Di akhir dan sebentar lagi menutup Tahun 2009, mari saudaraku, kita mencari Tuhan dengan rindu datang ke rumah Bapa. Rumah Bapa abadi nanti di Sorga. Tetapi sekarang, selagi kita ada dan menjalani hidup juga pelayanan di dunia, Rumah Bapa itu bisa apa dan di mana saja namun inti paling mendasar, Rumah Bapa itu adalah hati kita masing-masing. Hati yang penuh damai dan Kasih. Sejak kecil Tuhan Yesus sadar bahwa ia mempunyai hubungan Kasih mesra dengan Allah Bapa. Hubungan anak yang mengatasi pengetahuan agamawi para orang saleh Yahudi sekalipun. Remaja Yesus tetap juga mengasihi orangtua manusiawinya (Yusuf dan Maria), Ia hormat juga taat kepada mereka (coba baca lagi ayat 51).

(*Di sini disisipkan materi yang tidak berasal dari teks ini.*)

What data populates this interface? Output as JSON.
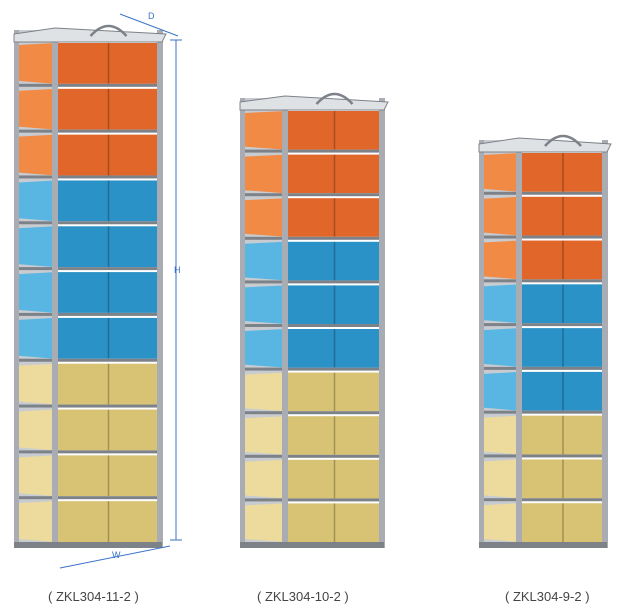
{
  "racks": [
    {
      "model_label": "( ZKL304-11-2 )",
      "boxes": [
        "orange",
        "orange",
        "orange",
        "blue",
        "blue",
        "blue",
        "blue",
        "yellow",
        "yellow",
        "yellow",
        "yellow"
      ]
    },
    {
      "model_label": "( ZKL304-10-2 )",
      "boxes": [
        "orange",
        "orange",
        "orange",
        "blue",
        "blue",
        "blue",
        "yellow",
        "yellow",
        "yellow",
        "yellow"
      ]
    },
    {
      "model_label": "( ZKL304-9-2 )",
      "boxes": [
        "orange",
        "orange",
        "orange",
        "blue",
        "blue",
        "blue",
        "yellow",
        "yellow",
        "yellow"
      ]
    }
  ],
  "dimensions": {
    "depth_label": "D",
    "height_label": "H",
    "width_label": "W"
  },
  "colors": {
    "orange": "#e0662a",
    "orange_side": "#f08a45",
    "blue": "#2b92c8",
    "blue_side": "#59b6e2",
    "yellow": "#d8c274",
    "yellow_side": "#ecdb9c",
    "steel": "#a9adb3",
    "steel_dark": "#7d8289",
    "dimension_line": "#3b73c4"
  }
}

Dan mari terus bertambah-tambah baik dan positif di tiap menjelang tahun saudaraku. Ayat terakhir (ayat 52) jelas meneladankan kita, “Dan Yesus makin bertambah besar dan bertambah hikmatnya dan besarNya, dan makin dikasihi oleh Allah dan manusia.” Selamat Kasih Damai Natal 2009 saudaraku, Selamat makin mengasihi dan layak dikasihi di tahun 2010, seterusnya. Amin.



Pdt. Lusindo Tobing

15 Desember 2009

refleksi minggu ketiga Desember 2009

Lukas 1: 39-45

SAMBUT
“… melonjaklah anak yang di dalam rahim Elisabet..” (Lukas 1: 41)

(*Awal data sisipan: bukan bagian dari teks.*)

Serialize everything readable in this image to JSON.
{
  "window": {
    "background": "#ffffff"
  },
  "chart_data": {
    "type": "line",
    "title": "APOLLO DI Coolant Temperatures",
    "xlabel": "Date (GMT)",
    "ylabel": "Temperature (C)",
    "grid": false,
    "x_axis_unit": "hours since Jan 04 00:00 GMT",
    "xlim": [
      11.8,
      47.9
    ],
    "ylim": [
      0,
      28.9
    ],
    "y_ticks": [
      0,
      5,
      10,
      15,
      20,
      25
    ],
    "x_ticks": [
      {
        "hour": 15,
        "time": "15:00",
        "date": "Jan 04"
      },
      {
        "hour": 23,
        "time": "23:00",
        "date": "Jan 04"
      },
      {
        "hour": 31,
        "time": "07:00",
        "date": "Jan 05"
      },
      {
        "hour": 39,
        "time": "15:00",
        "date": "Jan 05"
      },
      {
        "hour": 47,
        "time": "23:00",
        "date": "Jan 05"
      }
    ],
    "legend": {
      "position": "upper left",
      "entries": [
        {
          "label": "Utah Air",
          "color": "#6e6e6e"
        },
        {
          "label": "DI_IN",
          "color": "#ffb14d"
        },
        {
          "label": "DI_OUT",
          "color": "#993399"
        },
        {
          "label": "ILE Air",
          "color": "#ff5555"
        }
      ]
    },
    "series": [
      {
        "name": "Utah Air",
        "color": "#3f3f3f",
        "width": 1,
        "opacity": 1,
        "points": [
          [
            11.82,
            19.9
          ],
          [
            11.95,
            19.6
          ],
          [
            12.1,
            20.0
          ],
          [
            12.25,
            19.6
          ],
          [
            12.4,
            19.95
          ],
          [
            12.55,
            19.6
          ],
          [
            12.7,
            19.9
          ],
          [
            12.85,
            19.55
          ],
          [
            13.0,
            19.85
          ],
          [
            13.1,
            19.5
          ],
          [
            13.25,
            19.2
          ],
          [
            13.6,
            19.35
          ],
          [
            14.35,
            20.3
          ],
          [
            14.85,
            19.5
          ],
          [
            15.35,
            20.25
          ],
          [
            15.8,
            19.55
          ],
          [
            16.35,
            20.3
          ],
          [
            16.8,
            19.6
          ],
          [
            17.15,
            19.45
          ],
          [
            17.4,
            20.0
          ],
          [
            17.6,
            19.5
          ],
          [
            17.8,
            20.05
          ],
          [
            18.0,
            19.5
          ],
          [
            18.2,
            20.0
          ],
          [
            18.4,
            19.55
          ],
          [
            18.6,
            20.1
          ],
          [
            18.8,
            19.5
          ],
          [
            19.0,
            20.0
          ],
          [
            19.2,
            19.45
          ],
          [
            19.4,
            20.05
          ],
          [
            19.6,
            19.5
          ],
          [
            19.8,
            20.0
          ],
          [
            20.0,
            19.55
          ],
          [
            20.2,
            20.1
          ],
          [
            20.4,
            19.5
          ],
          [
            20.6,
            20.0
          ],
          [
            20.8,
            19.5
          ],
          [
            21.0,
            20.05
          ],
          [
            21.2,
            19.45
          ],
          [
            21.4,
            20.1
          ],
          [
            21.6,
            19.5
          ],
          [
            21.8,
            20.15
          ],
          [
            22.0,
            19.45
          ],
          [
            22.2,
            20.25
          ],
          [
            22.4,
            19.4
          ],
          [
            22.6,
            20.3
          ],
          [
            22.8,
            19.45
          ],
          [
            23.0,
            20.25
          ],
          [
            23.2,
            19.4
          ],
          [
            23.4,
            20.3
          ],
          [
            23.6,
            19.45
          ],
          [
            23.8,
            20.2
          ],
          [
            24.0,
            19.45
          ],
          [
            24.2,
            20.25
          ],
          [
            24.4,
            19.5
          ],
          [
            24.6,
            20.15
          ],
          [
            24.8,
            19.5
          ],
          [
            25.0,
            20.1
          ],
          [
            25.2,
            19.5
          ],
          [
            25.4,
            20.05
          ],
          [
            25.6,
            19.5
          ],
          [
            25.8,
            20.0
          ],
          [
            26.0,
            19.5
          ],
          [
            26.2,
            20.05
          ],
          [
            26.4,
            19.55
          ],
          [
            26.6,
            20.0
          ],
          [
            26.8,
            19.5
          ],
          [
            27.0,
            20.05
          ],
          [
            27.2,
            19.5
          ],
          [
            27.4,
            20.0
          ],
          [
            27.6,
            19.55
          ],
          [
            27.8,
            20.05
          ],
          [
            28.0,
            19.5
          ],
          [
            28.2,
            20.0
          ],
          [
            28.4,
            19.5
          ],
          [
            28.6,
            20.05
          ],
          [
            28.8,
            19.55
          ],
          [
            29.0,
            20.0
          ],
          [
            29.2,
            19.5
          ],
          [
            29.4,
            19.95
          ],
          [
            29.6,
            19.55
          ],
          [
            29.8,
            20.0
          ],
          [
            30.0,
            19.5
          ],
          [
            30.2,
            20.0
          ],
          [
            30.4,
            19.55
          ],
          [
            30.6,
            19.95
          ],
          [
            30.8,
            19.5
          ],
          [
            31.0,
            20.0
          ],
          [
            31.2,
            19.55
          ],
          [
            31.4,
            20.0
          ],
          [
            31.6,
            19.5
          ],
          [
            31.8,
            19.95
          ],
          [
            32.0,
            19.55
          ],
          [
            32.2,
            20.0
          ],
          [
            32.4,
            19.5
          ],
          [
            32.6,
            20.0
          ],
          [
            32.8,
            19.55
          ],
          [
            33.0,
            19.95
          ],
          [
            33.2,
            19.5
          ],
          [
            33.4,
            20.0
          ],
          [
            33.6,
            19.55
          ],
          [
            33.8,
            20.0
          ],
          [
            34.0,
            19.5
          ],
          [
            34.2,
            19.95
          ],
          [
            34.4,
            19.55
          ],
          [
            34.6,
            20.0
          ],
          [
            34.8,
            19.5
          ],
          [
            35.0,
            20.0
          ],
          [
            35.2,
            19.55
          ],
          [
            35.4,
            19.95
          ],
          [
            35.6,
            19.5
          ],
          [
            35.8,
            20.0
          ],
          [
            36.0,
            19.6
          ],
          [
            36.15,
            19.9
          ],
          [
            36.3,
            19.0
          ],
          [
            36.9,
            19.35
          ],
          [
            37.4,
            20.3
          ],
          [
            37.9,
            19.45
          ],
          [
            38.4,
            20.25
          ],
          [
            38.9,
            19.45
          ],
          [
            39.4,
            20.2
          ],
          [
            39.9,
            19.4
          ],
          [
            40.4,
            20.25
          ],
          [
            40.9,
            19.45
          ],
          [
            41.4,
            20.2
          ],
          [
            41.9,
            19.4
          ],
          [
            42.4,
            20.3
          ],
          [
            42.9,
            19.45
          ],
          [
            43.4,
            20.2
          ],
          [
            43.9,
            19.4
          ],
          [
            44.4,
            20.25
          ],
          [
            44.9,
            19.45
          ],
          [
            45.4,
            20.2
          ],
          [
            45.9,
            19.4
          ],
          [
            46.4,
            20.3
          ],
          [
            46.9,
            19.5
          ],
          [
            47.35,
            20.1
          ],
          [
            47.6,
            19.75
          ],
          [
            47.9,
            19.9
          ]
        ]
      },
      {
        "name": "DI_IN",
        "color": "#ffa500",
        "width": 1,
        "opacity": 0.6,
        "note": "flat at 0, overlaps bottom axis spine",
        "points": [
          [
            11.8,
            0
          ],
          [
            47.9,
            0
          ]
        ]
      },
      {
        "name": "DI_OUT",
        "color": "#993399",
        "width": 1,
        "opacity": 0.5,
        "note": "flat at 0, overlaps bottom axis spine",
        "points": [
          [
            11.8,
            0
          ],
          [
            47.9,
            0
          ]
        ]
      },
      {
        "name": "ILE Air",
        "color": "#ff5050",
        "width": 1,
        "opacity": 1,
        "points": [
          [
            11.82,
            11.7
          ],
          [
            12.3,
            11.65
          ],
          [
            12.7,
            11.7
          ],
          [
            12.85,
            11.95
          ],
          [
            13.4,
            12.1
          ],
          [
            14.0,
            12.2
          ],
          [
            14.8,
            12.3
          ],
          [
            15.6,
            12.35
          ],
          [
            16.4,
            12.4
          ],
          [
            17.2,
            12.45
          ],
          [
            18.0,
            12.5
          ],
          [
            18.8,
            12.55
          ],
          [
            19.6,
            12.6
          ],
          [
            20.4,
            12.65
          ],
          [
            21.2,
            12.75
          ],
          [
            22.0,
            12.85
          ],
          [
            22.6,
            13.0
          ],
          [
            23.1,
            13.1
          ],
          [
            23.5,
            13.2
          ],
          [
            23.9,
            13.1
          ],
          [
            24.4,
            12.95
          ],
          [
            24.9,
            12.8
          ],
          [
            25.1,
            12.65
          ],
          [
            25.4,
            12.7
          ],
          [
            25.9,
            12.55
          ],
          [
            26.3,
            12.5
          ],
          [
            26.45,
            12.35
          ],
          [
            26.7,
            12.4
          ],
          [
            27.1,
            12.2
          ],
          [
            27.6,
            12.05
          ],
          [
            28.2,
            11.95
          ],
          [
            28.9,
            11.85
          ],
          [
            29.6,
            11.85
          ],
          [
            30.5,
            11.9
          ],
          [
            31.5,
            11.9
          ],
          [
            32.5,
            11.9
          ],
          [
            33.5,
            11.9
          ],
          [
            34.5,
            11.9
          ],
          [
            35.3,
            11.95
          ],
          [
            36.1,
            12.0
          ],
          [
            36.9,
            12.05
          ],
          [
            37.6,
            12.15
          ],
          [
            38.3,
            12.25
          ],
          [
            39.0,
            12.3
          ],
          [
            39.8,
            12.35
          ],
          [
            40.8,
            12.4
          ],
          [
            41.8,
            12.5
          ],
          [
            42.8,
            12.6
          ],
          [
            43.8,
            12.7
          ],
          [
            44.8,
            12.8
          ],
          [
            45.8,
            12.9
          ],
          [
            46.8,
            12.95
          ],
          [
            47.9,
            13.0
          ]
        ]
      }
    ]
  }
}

“Syalom..”, mungkin itulah salam Maria ketika berkunjung bahkan masuk ke rumah Zakharia dan isteri yang sedang mengandung: Elisabet. Lalu ayat 41 eksplisit mengisahkan: Dan ketika Elisabet mendengar salam Maria, melonjaklah anak di dalam rahimnya dan Elisabet pun penuh dengan Roh Kudus.

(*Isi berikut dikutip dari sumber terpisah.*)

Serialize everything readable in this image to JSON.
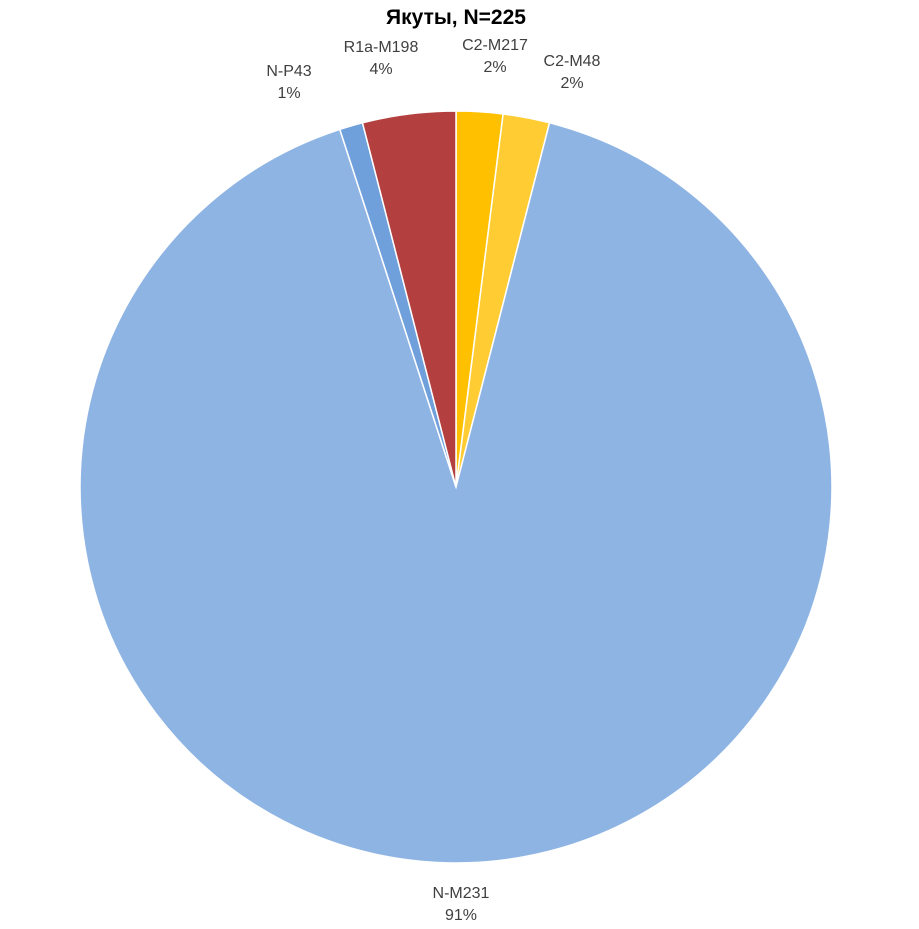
{
  "chart_data": {
    "type": "pie",
    "title": "Якуты, N=225",
    "slices": [
      {
        "name": "C2-M217",
        "value": 2,
        "value_label": "2%",
        "color": "#ffc000"
      },
      {
        "name": "C2-M48",
        "value": 2,
        "value_label": "2%",
        "color": "#ffcd33"
      },
      {
        "name": "N-M231",
        "value": 91,
        "value_label": "91%",
        "color": "#8eb4e3"
      },
      {
        "name": "N-P43",
        "value": 1,
        "value_label": "1%",
        "color": "#6fa0dc"
      },
      {
        "name": "R1a-M198",
        "value": 4,
        "value_label": "4%",
        "color": "#b3403e"
      }
    ],
    "legend": "none",
    "data_labels": "outside"
  }
}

Mari menyambut Bayi Kudus dengan hati dan iman yang “melonjak” sehingga kita semua boleh penuh diurapi oleh Roh Kudus. Dan bersama Elisabet, mari kita mau lebih memuji-muji namaNya, dengan suara nyaring bersyukur bernyanyi menyambut Sang Mesias Juruselamat, “Diberkatilah engkau di antara semua perempuan dan diberkatilah rahimmu.” (ayat 42) Kita diberkati Keselamatan Natal yang sempurna. Kemudian dimampukan menyalurkannya kepada orang-orang terdekat, sekeliling maupun kepada sesama yang menderita bergumul dan tidak pernah disambut oleh dunia.

Dan mari sambut Natal dengan rendah hati. Rendah hati menyambut orang lain, bahkan rendah hati menyambut hidup kehidupan di waktu juga tahun baru depan. Sadarlah sesadar-sadarnya bahwa yang sedang kita nantikan 1-4 minggu belakangan ini adalah seorang Raja. Raja di atas segala raja. Penguasa alam semesta yang mau berwujud dalam diri Tuhan Yesus Kristus. Kalimat Elisabet yang terkenal,” Siapakah aku ini sampai ibu Tuhanku dating mengunjungi aku?” (ayat 43)

Berbahagialah, bersyukurlah dan bersukacitalah semua kita yang mau sambut (memperingati) kelahiran Penyelamat dunia satu-satunya, Tuhan Yesus Kristus dengan iman yang setia kuat.. “Dan berbahagialah ia, yang telah percaya, sebab apa yang dikatakan kepadanya dari Tuhan, akan terlaksana.” (ayat 45). Karena selalu ada berkat dan kebahagiaan besar saat kita mau sambut Dia! Amin.